Saturday, May 28, 2011

The Tramp, No. 5 - City Lights (1931)


“A comedy romance in pantomime.”

City Lights: The world’s second greatest movie, so says the British Film Institute circa 1952 (second to Bicycle Thieves, which is more foreign and therefore better). Orson Welles’ favorite movie. Nearly so for Kubrick. More recently, AFI’s top romantic comedy, thirty-eighth best comedy, but somehow better than that overall at eleventh. IMDb’s highest-ranked silent film.

City Lights is very well Charlie Chaplin’s ultimate creation, even if he would personally point to something else (The Gold Rush) as his masterpiece – owing no doubt to the happier circumstances of its creation. City Lights is the essential Chaplin, the essential Little Tramp, because it unites all of Chaplin’s chief concerns into a single whole – his pathos, slapstick, pantomime, obsession with class as seen by a dignified vagabond.

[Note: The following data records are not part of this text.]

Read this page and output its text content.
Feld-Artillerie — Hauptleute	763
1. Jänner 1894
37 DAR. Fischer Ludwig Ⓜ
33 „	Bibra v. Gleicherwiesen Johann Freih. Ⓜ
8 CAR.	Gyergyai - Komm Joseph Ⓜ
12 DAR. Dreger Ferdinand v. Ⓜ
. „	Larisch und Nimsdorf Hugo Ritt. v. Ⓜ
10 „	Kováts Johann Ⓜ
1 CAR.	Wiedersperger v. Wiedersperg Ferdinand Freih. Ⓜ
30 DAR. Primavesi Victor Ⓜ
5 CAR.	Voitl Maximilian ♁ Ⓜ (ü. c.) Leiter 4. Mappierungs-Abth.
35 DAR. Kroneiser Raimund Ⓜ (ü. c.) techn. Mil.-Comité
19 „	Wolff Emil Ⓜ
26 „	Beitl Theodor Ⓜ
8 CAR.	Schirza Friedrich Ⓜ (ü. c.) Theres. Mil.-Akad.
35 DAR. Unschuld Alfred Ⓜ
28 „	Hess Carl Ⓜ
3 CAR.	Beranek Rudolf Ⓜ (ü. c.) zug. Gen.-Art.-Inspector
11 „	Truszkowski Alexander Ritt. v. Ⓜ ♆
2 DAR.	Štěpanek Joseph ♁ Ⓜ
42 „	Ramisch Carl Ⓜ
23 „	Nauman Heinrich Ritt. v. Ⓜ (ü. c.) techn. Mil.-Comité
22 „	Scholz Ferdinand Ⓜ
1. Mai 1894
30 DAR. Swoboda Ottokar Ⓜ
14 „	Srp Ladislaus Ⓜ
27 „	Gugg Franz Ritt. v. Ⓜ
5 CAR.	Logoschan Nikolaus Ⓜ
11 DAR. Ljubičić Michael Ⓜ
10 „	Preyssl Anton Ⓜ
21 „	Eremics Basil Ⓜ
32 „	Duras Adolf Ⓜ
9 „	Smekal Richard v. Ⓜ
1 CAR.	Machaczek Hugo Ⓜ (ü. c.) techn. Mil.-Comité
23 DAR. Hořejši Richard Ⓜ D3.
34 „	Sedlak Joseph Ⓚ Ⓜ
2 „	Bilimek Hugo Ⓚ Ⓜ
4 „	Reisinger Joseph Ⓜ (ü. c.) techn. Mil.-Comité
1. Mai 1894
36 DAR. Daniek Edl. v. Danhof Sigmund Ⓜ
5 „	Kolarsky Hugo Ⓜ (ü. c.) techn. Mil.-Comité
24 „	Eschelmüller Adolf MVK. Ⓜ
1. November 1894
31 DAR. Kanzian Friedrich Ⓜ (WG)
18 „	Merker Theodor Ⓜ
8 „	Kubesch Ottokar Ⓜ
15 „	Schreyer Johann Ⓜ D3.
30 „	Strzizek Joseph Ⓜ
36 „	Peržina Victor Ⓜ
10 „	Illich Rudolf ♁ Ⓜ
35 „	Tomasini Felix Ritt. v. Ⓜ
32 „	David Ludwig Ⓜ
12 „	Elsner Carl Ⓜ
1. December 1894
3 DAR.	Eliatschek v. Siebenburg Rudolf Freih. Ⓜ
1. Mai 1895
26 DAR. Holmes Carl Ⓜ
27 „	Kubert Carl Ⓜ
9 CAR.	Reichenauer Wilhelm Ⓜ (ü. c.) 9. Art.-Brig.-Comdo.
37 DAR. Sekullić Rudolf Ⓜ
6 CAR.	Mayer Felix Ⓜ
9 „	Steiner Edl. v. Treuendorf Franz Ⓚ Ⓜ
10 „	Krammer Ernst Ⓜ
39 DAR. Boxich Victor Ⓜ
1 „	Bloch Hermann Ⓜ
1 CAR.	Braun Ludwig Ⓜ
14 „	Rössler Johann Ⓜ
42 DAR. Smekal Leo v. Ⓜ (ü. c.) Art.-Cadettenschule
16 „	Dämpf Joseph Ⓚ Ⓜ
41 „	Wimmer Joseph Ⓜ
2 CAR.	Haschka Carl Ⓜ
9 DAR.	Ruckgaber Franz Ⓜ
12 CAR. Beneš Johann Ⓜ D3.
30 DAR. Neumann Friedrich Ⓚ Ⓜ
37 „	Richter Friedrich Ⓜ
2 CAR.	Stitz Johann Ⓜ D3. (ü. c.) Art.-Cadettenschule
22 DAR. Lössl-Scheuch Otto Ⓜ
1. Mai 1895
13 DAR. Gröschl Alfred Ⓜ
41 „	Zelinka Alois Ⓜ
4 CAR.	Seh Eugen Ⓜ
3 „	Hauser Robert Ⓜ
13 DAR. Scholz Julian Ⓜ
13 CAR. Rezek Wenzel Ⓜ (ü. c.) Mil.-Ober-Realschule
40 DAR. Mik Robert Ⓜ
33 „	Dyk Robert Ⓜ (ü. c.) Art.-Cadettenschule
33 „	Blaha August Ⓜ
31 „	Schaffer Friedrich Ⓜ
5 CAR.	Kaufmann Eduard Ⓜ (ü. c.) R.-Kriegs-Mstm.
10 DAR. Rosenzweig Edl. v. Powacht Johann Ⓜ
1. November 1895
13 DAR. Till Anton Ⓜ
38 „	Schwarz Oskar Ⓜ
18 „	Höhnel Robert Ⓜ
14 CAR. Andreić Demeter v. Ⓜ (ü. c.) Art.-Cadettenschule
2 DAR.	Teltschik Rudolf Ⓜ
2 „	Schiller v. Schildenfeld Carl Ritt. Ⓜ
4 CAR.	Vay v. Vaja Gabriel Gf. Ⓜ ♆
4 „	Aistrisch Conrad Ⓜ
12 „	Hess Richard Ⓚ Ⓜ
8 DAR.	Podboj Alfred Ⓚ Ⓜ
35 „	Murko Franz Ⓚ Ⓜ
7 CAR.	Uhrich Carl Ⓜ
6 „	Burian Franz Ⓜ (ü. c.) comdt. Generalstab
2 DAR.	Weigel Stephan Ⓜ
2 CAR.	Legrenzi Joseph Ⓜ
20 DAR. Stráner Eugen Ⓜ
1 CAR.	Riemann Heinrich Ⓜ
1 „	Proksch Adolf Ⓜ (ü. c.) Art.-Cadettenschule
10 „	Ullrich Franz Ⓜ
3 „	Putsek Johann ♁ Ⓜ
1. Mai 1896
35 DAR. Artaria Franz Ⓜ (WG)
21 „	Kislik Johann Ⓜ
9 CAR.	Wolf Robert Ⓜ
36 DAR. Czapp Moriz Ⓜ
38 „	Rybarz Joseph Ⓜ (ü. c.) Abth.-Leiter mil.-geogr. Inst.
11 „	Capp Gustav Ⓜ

If the earlier, 1910s Tramp shorts created a formula (Tramp seeks Girl, usually fails), and longer features then explored that fundamental relationship through other entities such as a dog (A Dog’s Life) or a child (The Kid), then City Lights comes full circle, and wholly examines the Tramp and the Girl relationship at feature length, with the maturity of time. Unlike The Gold Rush (where the Girl’s presence is barely tolerable, for me) and The Circus (where she is a painless, necessary evil), in City Lights she is fundamental, essential for Chaplin to cement his combination of comedy and drama.


It is highly worth noting that City Lights is a silent movie, as have been all of Chaplin’s films so far. But it’s 1931 now, four years following The Jazz Singer, and the film industry has switched over to talkies with a dedication that should make today’s lunatic 3-D zealots blush. From 1929 onwards, one could nearly count on but two hands the silent movies released with that intent – it was no time to be a luddite, or nostalgic for an outdated format. Chaplin is a large part of this minor holdout, as he had the cachet to be free even from overarching entertainment meta-narratives – Buñuel, Murnau and Ozu are among the few other late-adopters.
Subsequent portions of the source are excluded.